There was only one car parked on the courthouse square—the night watchman’s old white Nash. A cold norther was singing in off the plains, swirling long ribbons of dust down Main Street, the only street in Thalia with businesses on it.

Sonny is coming out of the protective shell of childhood and starts confronting himself with real life. He didn’t have a sheltered childhood but he’s mentally shifting from innocence to realization that adult life isn’t that easy. He’s going through the motions of his life without parents. Duanne is his constant companion and he relies on Sam the Lion, an old man who owns the billiard in town. He’s taken in Billie, the simpleton of the town and watches the teenagers to make sure they stay on the right path. The boys play billiard, go to the cinema more to make out with girls than to watch the film and play in all the sports team of the high school. (It seems to have too little students per school level to have enough different participants in each sport)

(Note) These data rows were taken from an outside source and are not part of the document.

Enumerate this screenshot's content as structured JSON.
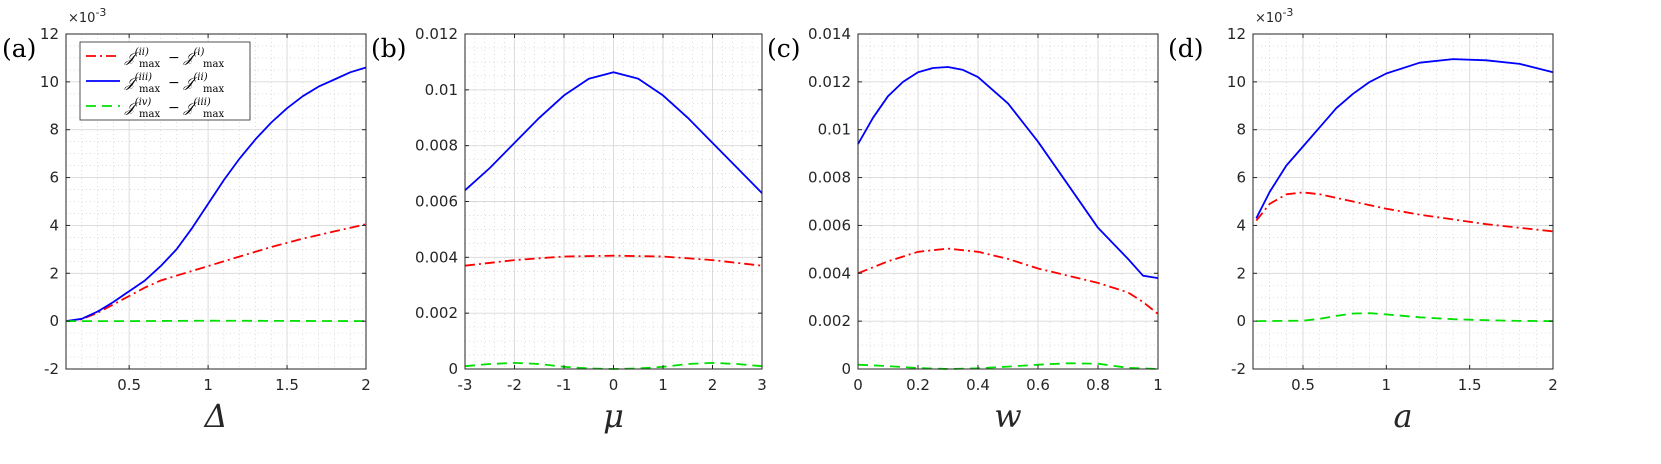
{
  "chart_data": [
    {
      "panel_label": "(a)",
      "type": "line",
      "xlabel": "Δ",
      "xlim": [
        0.1,
        2
      ],
      "ylim": [
        -2,
        12
      ],
      "x_ticks": [
        0.5,
        1,
        1.5,
        2
      ],
      "x_tick_labels": [
        "0.5",
        "1",
        "1.5",
        "2"
      ],
      "y_ticks": [
        -2,
        0,
        2,
        4,
        6,
        8,
        10,
        12
      ],
      "y_tick_labels": [
        "-2",
        "0",
        "2",
        "4",
        "6",
        "8",
        "10",
        "12"
      ],
      "y_multiplier": "×10",
      "y_multiplier_exp": "-3",
      "legend": true,
      "series": [
        {
          "name": "J_max^(ii) − J_max^(i)",
          "color": "#ff0000",
          "style": "dashdot",
          "x": [
            0.1,
            0.2,
            0.3,
            0.4,
            0.5,
            0.6,
            0.7,
            0.8,
            0.9,
            1.0,
            1.2,
            1.4,
            1.6,
            1.8,
            2.0
          ],
          "y": [
            0,
            0.08,
            0.35,
            0.7,
            1.05,
            1.4,
            1.7,
            1.9,
            2.1,
            2.3,
            2.7,
            3.1,
            3.45,
            3.75,
            4.05
          ]
        },
        {
          "name": "J_max^(iii) − J_max^(ii)",
          "color": "#0000ff",
          "style": "solid",
          "x": [
            0.1,
            0.2,
            0.3,
            0.4,
            0.5,
            0.6,
            0.7,
            0.8,
            0.9,
            1.0,
            1.1,
            1.2,
            1.3,
            1.4,
            1.5,
            1.6,
            1.7,
            1.8,
            1.9,
            2.0
          ],
          "y": [
            0,
            0.1,
            0.4,
            0.8,
            1.25,
            1.7,
            2.3,
            3.0,
            3.9,
            4.9,
            5.9,
            6.8,
            7.6,
            8.3,
            8.9,
            9.4,
            9.8,
            10.1,
            10.4,
            10.6
          ]
        },
        {
          "name": "J_max^(iv) − J_max^(iii)",
          "color": "#00e000",
          "style": "dashed",
          "x": [
            0.1,
            0.5,
            1.0,
            1.5,
            2.0
          ],
          "y": [
            0,
            0,
            0.02,
            0.01,
            0
          ]
        }
      ]
    },
    {
      "panel_label": "(b)",
      "type": "line",
      "xlabel": "μ",
      "xlim": [
        -3,
        3
      ],
      "ylim": [
        0,
        0.012
      ],
      "x_ticks": [
        -3,
        -2,
        -1,
        0,
        1,
        2,
        3
      ],
      "x_tick_labels": [
        "-3",
        "-2",
        "-1",
        "0",
        "1",
        "2",
        "3"
      ],
      "y_ticks": [
        0,
        0.002,
        0.004,
        0.006,
        0.008,
        0.01,
        0.012
      ],
      "y_tick_labels": [
        "0",
        "0.002",
        "0.004",
        "0.006",
        "0.008",
        "0.01",
        "0.012"
      ],
      "legend": false,
      "series": [
        {
          "name": "J_max^(ii) − J_max^(i)",
          "color": "#ff0000",
          "style": "dashdot",
          "x": [
            -3,
            -2,
            -1,
            0,
            1,
            2,
            3
          ],
          "y": [
            0.0037,
            0.0039,
            0.00403,
            0.00406,
            0.00403,
            0.0039,
            0.0037
          ]
        },
        {
          "name": "J_max^(iii) − J_max^(ii)",
          "color": "#0000ff",
          "style": "solid",
          "x": [
            -3,
            -2.5,
            -2,
            -1.5,
            -1,
            -0.5,
            0,
            0.5,
            1,
            1.5,
            2,
            2.5,
            3
          ],
          "y": [
            0.0064,
            0.0072,
            0.0081,
            0.009,
            0.0098,
            0.0104,
            0.01063,
            0.0104,
            0.0098,
            0.009,
            0.0081,
            0.0072,
            0.0063
          ]
        },
        {
          "name": "J_max^(iv) − J_max^(iii)",
          "color": "#00e000",
          "style": "dashed",
          "x": [
            -3,
            -2.5,
            -2,
            -1.5,
            -1,
            -0.5,
            0,
            0.5,
            1,
            1.5,
            2,
            2.5,
            3
          ],
          "y": [
            0.0001,
            0.00018,
            0.00022,
            0.00018,
            8e-05,
            2e-05,
            0.0,
            2e-05,
            8e-05,
            0.00018,
            0.00022,
            0.00018,
            0.0001
          ]
        }
      ]
    },
    {
      "panel_label": "(c)",
      "type": "line",
      "xlabel": "w",
      "xlim": [
        0,
        1
      ],
      "ylim": [
        0,
        0.014
      ],
      "x_ticks": [
        0,
        0.2,
        0.4,
        0.6,
        0.8,
        1
      ],
      "x_tick_labels": [
        "0",
        "0.2",
        "0.4",
        "0.6",
        "0.8",
        "1"
      ],
      "y_ticks": [
        0,
        0.002,
        0.004,
        0.006,
        0.008,
        0.01,
        0.012,
        0.014
      ],
      "y_tick_labels": [
        "0",
        "0.002",
        "0.004",
        "0.006",
        "0.008",
        "0.01",
        "0.012",
        "0.014"
      ],
      "legend": false,
      "series": [
        {
          "name": "J_max^(ii) − J_max^(i)",
          "color": "#ff0000",
          "style": "dashdot",
          "x": [
            0,
            0.1,
            0.2,
            0.3,
            0.4,
            0.5,
            0.6,
            0.7,
            0.8,
            0.9,
            0.95,
            1.0
          ],
          "y": [
            0.004,
            0.0045,
            0.0049,
            0.00503,
            0.0049,
            0.0046,
            0.0042,
            0.0039,
            0.0036,
            0.0032,
            0.0028,
            0.0023
          ]
        },
        {
          "name": "J_max^(iii) − J_max^(ii)",
          "color": "#0000ff",
          "style": "solid",
          "x": [
            0,
            0.05,
            0.1,
            0.15,
            0.2,
            0.25,
            0.3,
            0.35,
            0.4,
            0.5,
            0.6,
            0.7,
            0.8,
            0.9,
            0.95,
            1.0
          ],
          "y": [
            0.0094,
            0.0105,
            0.0114,
            0.012,
            0.0124,
            0.01258,
            0.01262,
            0.0125,
            0.0122,
            0.0111,
            0.0095,
            0.0077,
            0.0059,
            0.0046,
            0.0039,
            0.0038
          ]
        },
        {
          "name": "J_max^(iv) − J_max^(iii)",
          "color": "#00e000",
          "style": "dashed",
          "x": [
            0,
            0.1,
            0.2,
            0.3,
            0.4,
            0.5,
            0.6,
            0.7,
            0.8,
            0.9,
            1.0
          ],
          "y": [
            0.00018,
            0.00012,
            4e-05,
            0.0,
            3e-05,
            0.0001,
            0.00018,
            0.00024,
            0.00022,
            5e-05,
            0.0
          ]
        }
      ]
    },
    {
      "panel_label": "(d)",
      "type": "line",
      "xlabel": "a",
      "xlim": [
        0.2,
        2
      ],
      "ylim": [
        -2,
        12
      ],
      "x_ticks": [
        0.5,
        1,
        1.5,
        2
      ],
      "x_tick_labels": [
        "0.5",
        "1",
        "1.5",
        "2"
      ],
      "y_ticks": [
        -2,
        0,
        2,
        4,
        6,
        8,
        10,
        12
      ],
      "y_tick_labels": [
        "-2",
        "0",
        "2",
        "4",
        "6",
        "8",
        "10",
        "12"
      ],
      "y_multiplier": "×10",
      "y_multiplier_exp": "-3",
      "legend": false,
      "series": [
        {
          "name": "J_max^(ii) − J_max^(i)",
          "color": "#ff0000",
          "style": "dashdot",
          "x": [
            0.22,
            0.3,
            0.4,
            0.5,
            0.6,
            0.8,
            1.0,
            1.2,
            1.4,
            1.6,
            1.8,
            2.0
          ],
          "y": [
            4.2,
            4.9,
            5.3,
            5.38,
            5.3,
            5.0,
            4.7,
            4.45,
            4.25,
            4.05,
            3.9,
            3.75
          ]
        },
        {
          "name": "J_max^(iii) − J_max^(ii)",
          "color": "#0000ff",
          "style": "solid",
          "x": [
            0.22,
            0.3,
            0.4,
            0.5,
            0.6,
            0.7,
            0.8,
            0.9,
            1.0,
            1.2,
            1.4,
            1.6,
            1.8,
            2.0
          ],
          "y": [
            4.3,
            5.4,
            6.5,
            7.3,
            8.1,
            8.9,
            9.5,
            10.0,
            10.35,
            10.8,
            10.95,
            10.9,
            10.75,
            10.4
          ]
        },
        {
          "name": "J_max^(iv) − J_max^(iii)",
          "color": "#00e000",
          "style": "dashed",
          "x": [
            0.22,
            0.5,
            0.6,
            0.7,
            0.8,
            0.9,
            1.0,
            1.2,
            1.4,
            1.6,
            1.8,
            2.0
          ],
          "y": [
            0,
            0.02,
            0.1,
            0.22,
            0.32,
            0.33,
            0.28,
            0.16,
            0.08,
            0.04,
            0.01,
            0
          ]
        }
      ]
    }
  ],
  "legend_entries": [
    {
      "sup_a": "(ii)",
      "sup_b": "(i)",
      "color": "#ff0000",
      "style": "dashdot"
    },
    {
      "sup_a": "(iii)",
      "sup_b": "(ii)",
      "color": "#0000ff",
      "style": "solid"
    },
    {
      "sup_a": "(iv)",
      "sup_b": "(iii)",
      "color": "#00e000",
      "style": "dashed"
    }
  ],
  "legend_symbol": "𝒥",
  "legend_sub": "max",
  "legend_minus": "−"
}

McMurtry_livreThe Last Picture Show doesn’t have a clear plot with a beginning, events and a conclusion. It only describes Sonny’s days, his growing awareness that life is not a Hollywood film. He doesn’t have a clear future. College is out of the equation, no exciting job is waiting for him. He doesn’t intend to leave Thalia; he lacks confidence in himself, encouragement to be ambitious for himself and to expect more from life. He doesn’t have an adult role model to push him forward. He’s an intelligent kid but he’s drifting away, he lets the flow bring him wherever it goes. I couldn’t help but think that he was a young plant lacking the right fertilizer that good parenting can bring. The adults around him aren’t great role models, especially the coach at school. Sam the Lion keeps Sonny and Duanne on their toes and obliges them to behave because he doesn’t tolerate bad behaviour in his business. In a town like Thalia, you can’t afford to be banned from the billiard joint, there aren’t enough possible replacement places for enjoyment. Apart from that, the boys rely on themselves.

The town of Thalia is a character in itself with its colourful characters, its small town atmosphere. Thalia is oppressing; it’s small, isolated and doesn’t have a lot of employment opportunities. Some small town live thanks to an important factory settled on their territory. Not Thalia. Courtesy of small town world, everybody knows everything about everybody, gossips are the rule. But despite its small size, Thalia has its social barrier between people and although Duanne dates Jacy, the local high school beauty and celebrity, he doesn’t have the economic power to marry her. It’s also a decade where sex is a taboo and a hypocritical one in a don’t-ask-don’t-tell kind of way, even if Thalia is not an overly religious town. It could be, we’re in the Bible belt after all. Larry McMurtry wrote at the beginning of the book: The Last Picture Show is lovingly dedicated to my home town. He was born in 1936 in a small town in Texas and he was 30 when this novel was published, which means his memories from his adolescence were fresh in his mind. This dedication is important because it sets the tone of the book with the word lovingly. Thalia is the kind of town an adolescent could loathe. It’s narrow-minded, small and boring. But McMurtry’s vision of Thalia is full of affection. Even if he doesn’t hide the drawbacks of such a tiny remote town, he’s nonetheless tolerant and forgiving.

I love cities and the anonymity they provide. I’m not fond of crowds but I like that they mean that people mind their own business and don’t notice if you change your car, your hair colour or of boyfriend. The Thalias of the world make me want to run to the other side of the country and I felt sorry for Sonny to be trapped in that kind of place. I wanted him to bolt and start afresh in the nearest city.

The Last Picture Show is a lovely book, a bit sad sometimes. It’s depicts well adolescence in small towns but shows that wherever you are, teenage angst is surprisingly alike. That comes with being human.